Ces délégations spéciales, organes exécutifs provisoires nommés par le pouvoir en lieu et place des conseils communaux élus, sont au cœur de l’administration locale en Guinée depuis la transition politique. La circulaire, adressée aux gouverneurs de région, préfets et sous-préfets, leur confère la charge de veiller à l’application stricte de cette directive sur l’ensemble du territoire.
Le texte est sans ambiguïté sur les modalités : toute démission doit être formalisée par écrit et transmise par courrier à la tutelle. La date limite fixée pour le dépôt de candidature étant le 27 mars 2026, les intéressés ne disposaient au moment de la publication de la circulaire que de 72 heures pour s’exécuter.

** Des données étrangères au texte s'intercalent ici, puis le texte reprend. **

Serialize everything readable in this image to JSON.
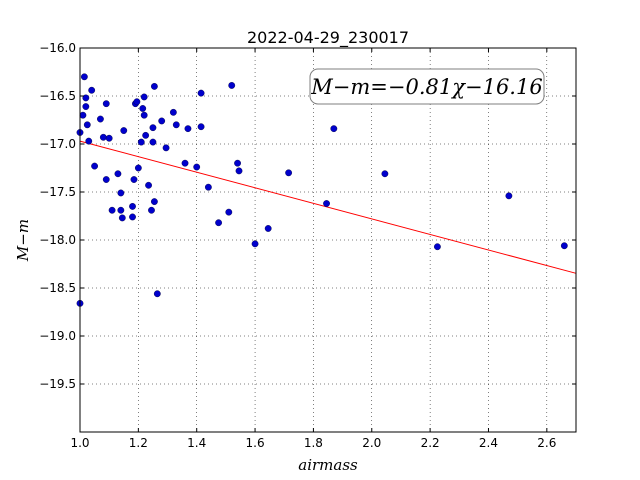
{
  "chart_data": {
    "type": "scatter",
    "title": "2022-04-29_230017",
    "xlabel": "airmass",
    "ylabel": "M−m",
    "xlim": [
      1.0,
      2.7
    ],
    "ylim": [
      -16.0,
      -20.0
    ],
    "x_ticks": [
      1.0,
      1.2,
      1.4,
      1.6,
      1.8,
      2.0,
      2.2,
      2.4,
      2.6
    ],
    "x_tick_labels": [
      "1.0",
      "1.2",
      "1.4",
      "1.6",
      "1.8",
      "2.0",
      "2.2",
      "2.4",
      "2.6"
    ],
    "y_ticks": [
      -16.0,
      -16.5,
      -17.0,
      -17.5,
      -18.0,
      -18.5,
      -19.0,
      -19.5
    ],
    "y_tick_labels": [
      "−16.0",
      "−16.5",
      "−17.0",
      "−17.5",
      "−18.0",
      "−18.5",
      "−19.0",
      "−19.5"
    ],
    "grid": true,
    "annotation": "M−m=−0.81χ−16.16",
    "fit": {
      "slope": -0.81,
      "intercept": -16.16,
      "color": "#ff0000"
    },
    "point_color": "#0000cc",
    "points": [
      [
        1.0,
        -18.66
      ],
      [
        1.0,
        -16.88
      ],
      [
        1.01,
        -16.7
      ],
      [
        1.015,
        -16.3
      ],
      [
        1.02,
        -16.52
      ],
      [
        1.02,
        -16.61
      ],
      [
        1.025,
        -16.8
      ],
      [
        1.03,
        -16.97
      ],
      [
        1.04,
        -16.44
      ],
      [
        1.05,
        -17.23
      ],
      [
        1.07,
        -16.74
      ],
      [
        1.08,
        -16.93
      ],
      [
        1.09,
        -16.58
      ],
      [
        1.09,
        -17.37
      ],
      [
        1.1,
        -16.94
      ],
      [
        1.11,
        -17.69
      ],
      [
        1.13,
        -17.31
      ],
      [
        1.14,
        -17.51
      ],
      [
        1.14,
        -17.69
      ],
      [
        1.145,
        -17.77
      ],
      [
        1.15,
        -16.86
      ],
      [
        1.18,
        -17.65
      ],
      [
        1.18,
        -17.76
      ],
      [
        1.185,
        -17.37
      ],
      [
        1.19,
        -16.58
      ],
      [
        1.195,
        -16.56
      ],
      [
        1.2,
        -17.25
      ],
      [
        1.21,
        -16.98
      ],
      [
        1.215,
        -16.63
      ],
      [
        1.22,
        -16.7
      ],
      [
        1.22,
        -16.51
      ],
      [
        1.225,
        -16.91
      ],
      [
        1.235,
        -17.43
      ],
      [
        1.245,
        -17.69
      ],
      [
        1.25,
        -16.83
      ],
      [
        1.25,
        -16.98
      ],
      [
        1.255,
        -17.6
      ],
      [
        1.255,
        -16.4
      ],
      [
        1.265,
        -18.56
      ],
      [
        1.28,
        -16.76
      ],
      [
        1.295,
        -17.04
      ],
      [
        1.32,
        -16.67
      ],
      [
        1.33,
        -16.8
      ],
      [
        1.36,
        -17.2
      ],
      [
        1.37,
        -16.84
      ],
      [
        1.4,
        -17.24
      ],
      [
        1.415,
        -16.47
      ],
      [
        1.415,
        -16.82
      ],
      [
        1.44,
        -17.45
      ],
      [
        1.475,
        -17.82
      ],
      [
        1.51,
        -17.71
      ],
      [
        1.52,
        -16.39
      ],
      [
        1.54,
        -17.2
      ],
      [
        1.545,
        -17.28
      ],
      [
        1.6,
        -18.04
      ],
      [
        1.645,
        -17.88
      ],
      [
        1.715,
        -17.3
      ],
      [
        1.845,
        -17.62
      ],
      [
        1.87,
        -16.84
      ],
      [
        2.045,
        -17.31
      ],
      [
        2.225,
        -18.07
      ],
      [
        2.47,
        -17.54
      ],
      [
        2.66,
        -18.06
      ]
    ]
  }
}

« Passé ce délai, tout Président ou membre de Délégation Spéciale n’ayant pas régulièrement démissionné ne pourra faire acte de candidature aux élections communales du 24 mai 2026. »
La mesure, bien que conforme aux principes de neutralité de l’administration dans les processus électoraux, soulève des interrogations sur son calendrier. En imposant un délai aussi court entre la publication de la circulaire et la clôture des dépôts de candidature, le ministère laisse peu de marge aux responsables concernés pour s’organiser, ce qui pourrait, selon certains observateurs, décourager des candidatures dans les collectivités rurales.